In 1975, Don signed with Disney and made a string of films, including "Herbie Goes to Monte Carlo," and a pair of highly successful projects with Tim Conway, entitled "The Apple Dumpling Gang" and "The Apple Dumpling Gang Rides, Again." He teamed with Conway again in two non-Disney films, "The Prize Fighter" and "The Private Eyes." In all, Don made 41 films and elevated the role of the "inept, nervous type" to an art form.

In 1979, Don returned to television with a stint on the ABC sitcom "Three's Company." Again, he played an accident prone, neurotic, "sidekick" character. The show enjoyed a successful run until 1984. It was in 1984 that Don recreated the role of the inept lawman in the movie "Cannonball Run II." In the 1980s, Don teamed again with Andy Griffith in several episodes of "Matlock."

Although Don's storied career was nothing short of incredible, his private life was somewhat less than blessed. Don married the beautiful Kathryn Metz in 1947. The marriage produced two children, Karen and Thomas. Contrary to Don's on-screen image, he was considered somewhat of a ladies' man in Hollywood and was often seen in the company of beautiful starlets at various parties. His marriage to Kathryn ended in divorce in 1964 and people who claimed "inside information" cited Don's flamboyant lifestyle as the primary reason.

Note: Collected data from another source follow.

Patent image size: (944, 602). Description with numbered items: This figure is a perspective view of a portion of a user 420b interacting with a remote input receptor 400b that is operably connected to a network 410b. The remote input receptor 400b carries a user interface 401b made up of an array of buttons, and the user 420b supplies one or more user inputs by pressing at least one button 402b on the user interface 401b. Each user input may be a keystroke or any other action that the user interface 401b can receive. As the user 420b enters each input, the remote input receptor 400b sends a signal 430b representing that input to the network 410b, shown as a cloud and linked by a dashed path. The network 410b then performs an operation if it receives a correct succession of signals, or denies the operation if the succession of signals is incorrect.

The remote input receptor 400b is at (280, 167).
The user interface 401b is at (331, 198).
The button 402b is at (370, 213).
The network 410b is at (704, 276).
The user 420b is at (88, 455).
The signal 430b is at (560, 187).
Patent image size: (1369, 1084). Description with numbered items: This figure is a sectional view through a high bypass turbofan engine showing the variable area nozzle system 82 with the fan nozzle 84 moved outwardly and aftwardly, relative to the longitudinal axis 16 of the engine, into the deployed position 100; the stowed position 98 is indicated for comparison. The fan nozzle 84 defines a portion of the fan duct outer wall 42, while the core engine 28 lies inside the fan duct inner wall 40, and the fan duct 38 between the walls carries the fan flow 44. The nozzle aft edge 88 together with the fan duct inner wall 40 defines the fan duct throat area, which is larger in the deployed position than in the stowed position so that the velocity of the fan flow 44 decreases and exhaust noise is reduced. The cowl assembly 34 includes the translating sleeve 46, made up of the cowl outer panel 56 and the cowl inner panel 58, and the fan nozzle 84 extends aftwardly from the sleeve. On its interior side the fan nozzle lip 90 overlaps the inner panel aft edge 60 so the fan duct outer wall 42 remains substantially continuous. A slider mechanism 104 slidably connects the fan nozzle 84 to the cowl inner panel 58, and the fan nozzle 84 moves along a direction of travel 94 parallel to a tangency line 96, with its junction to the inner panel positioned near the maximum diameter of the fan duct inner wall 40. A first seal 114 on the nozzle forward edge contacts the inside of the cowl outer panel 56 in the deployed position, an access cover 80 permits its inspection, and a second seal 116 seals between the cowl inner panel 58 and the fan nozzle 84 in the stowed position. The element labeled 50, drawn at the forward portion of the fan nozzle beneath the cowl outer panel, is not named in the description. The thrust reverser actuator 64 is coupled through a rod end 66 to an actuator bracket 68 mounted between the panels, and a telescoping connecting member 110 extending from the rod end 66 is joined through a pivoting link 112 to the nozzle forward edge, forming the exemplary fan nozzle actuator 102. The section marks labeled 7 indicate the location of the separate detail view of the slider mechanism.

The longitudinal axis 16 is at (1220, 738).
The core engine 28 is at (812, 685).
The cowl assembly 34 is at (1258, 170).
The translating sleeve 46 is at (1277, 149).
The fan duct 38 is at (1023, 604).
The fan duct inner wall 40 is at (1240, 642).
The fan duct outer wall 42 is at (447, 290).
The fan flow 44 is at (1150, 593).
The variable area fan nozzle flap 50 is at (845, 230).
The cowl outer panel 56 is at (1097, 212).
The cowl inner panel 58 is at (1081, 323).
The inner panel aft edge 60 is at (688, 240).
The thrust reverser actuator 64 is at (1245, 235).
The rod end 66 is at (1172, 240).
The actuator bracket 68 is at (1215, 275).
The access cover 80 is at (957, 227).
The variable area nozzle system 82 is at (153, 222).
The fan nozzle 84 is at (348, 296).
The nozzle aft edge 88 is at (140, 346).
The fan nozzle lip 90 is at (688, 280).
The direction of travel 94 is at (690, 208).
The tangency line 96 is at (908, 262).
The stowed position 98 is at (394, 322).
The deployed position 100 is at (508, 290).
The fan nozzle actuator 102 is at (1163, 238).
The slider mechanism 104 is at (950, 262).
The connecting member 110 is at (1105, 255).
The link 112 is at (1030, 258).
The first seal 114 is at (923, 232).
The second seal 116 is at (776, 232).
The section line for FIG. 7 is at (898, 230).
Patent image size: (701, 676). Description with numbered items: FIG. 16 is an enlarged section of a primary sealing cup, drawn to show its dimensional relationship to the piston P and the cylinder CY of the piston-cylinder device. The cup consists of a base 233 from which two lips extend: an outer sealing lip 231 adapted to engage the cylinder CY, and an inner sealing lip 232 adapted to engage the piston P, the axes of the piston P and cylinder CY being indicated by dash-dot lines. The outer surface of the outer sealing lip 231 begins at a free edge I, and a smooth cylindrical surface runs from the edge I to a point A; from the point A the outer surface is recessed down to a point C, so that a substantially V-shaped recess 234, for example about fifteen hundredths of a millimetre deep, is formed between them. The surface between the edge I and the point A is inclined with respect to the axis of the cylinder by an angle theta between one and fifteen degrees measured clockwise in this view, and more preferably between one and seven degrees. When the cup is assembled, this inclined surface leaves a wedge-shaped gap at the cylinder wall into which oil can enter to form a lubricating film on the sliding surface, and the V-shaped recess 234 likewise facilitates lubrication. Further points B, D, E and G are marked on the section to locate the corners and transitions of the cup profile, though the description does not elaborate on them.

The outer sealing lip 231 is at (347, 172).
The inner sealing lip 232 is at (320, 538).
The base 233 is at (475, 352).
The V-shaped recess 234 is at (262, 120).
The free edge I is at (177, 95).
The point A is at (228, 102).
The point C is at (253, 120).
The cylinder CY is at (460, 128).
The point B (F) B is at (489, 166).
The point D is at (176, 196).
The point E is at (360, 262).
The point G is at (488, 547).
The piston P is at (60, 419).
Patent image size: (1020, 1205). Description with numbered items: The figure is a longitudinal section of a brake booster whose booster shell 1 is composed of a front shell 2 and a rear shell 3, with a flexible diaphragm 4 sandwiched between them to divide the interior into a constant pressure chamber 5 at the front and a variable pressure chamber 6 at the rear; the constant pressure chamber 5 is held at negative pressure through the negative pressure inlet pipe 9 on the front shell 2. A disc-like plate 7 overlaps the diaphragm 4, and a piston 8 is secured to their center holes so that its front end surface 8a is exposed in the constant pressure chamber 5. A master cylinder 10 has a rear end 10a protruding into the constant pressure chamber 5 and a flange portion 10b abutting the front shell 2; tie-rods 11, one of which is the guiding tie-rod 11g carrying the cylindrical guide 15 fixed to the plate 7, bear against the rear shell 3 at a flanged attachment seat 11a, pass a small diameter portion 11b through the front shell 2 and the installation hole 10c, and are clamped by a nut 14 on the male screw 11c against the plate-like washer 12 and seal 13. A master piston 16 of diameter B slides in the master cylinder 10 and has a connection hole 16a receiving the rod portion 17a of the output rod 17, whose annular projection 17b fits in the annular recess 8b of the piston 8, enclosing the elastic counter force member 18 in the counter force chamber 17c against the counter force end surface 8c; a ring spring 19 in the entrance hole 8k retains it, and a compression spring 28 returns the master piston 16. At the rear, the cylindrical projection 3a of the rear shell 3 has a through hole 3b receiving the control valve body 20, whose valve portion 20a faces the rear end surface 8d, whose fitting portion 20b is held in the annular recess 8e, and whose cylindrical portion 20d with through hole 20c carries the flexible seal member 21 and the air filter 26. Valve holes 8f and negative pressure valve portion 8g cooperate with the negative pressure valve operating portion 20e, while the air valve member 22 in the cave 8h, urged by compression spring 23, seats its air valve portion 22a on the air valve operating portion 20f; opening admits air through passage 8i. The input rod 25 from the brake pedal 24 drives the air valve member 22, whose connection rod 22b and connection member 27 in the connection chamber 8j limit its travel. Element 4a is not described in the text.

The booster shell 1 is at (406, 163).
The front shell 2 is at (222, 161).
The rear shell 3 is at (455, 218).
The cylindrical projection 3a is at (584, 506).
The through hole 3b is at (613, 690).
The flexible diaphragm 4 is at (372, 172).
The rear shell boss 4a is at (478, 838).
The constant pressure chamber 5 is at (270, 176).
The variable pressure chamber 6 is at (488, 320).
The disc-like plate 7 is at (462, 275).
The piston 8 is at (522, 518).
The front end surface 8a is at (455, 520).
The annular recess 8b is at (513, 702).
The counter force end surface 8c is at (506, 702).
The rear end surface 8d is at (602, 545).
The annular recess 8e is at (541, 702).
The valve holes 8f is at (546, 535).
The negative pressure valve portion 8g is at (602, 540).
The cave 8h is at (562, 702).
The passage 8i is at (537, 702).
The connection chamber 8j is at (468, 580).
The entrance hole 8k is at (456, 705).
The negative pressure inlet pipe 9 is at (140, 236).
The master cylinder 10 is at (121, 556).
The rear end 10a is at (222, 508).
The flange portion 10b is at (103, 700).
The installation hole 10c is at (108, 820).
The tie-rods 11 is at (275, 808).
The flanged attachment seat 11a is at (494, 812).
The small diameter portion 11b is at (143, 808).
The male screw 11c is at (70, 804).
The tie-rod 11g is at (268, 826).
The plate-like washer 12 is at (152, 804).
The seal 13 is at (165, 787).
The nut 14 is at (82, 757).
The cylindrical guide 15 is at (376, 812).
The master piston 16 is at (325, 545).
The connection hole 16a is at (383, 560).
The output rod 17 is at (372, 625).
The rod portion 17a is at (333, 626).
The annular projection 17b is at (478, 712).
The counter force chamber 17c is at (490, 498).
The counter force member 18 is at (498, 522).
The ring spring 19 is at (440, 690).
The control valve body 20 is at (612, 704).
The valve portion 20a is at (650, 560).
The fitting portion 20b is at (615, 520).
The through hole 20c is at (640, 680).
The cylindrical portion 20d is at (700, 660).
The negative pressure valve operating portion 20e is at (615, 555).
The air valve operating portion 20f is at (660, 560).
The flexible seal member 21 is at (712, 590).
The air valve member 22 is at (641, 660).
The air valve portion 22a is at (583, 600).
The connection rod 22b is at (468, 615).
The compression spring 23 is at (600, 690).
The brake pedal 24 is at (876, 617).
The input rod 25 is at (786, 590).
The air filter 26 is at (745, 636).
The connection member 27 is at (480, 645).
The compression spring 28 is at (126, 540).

Don spent the next few years enjoying his success, both on and off screen and eventually remarried in 1974 to Loralee Czuchna. The marriage lasted 9 years although the reasons for the divorce were allegedly far different this time. It was rumored that Don had become obsessive regarding his health and was prone to debilitating episodes of depression. His number of public appearances also dropped dramatically during this period of his life. Don made a rare public appearance in 2000 at an antique show in his native West Virginia. For several hours, he signed autographs and posed for photos with the crowd. Throughout the afternoon, people stood in line, some as long as two hours, just to get Don's autograph.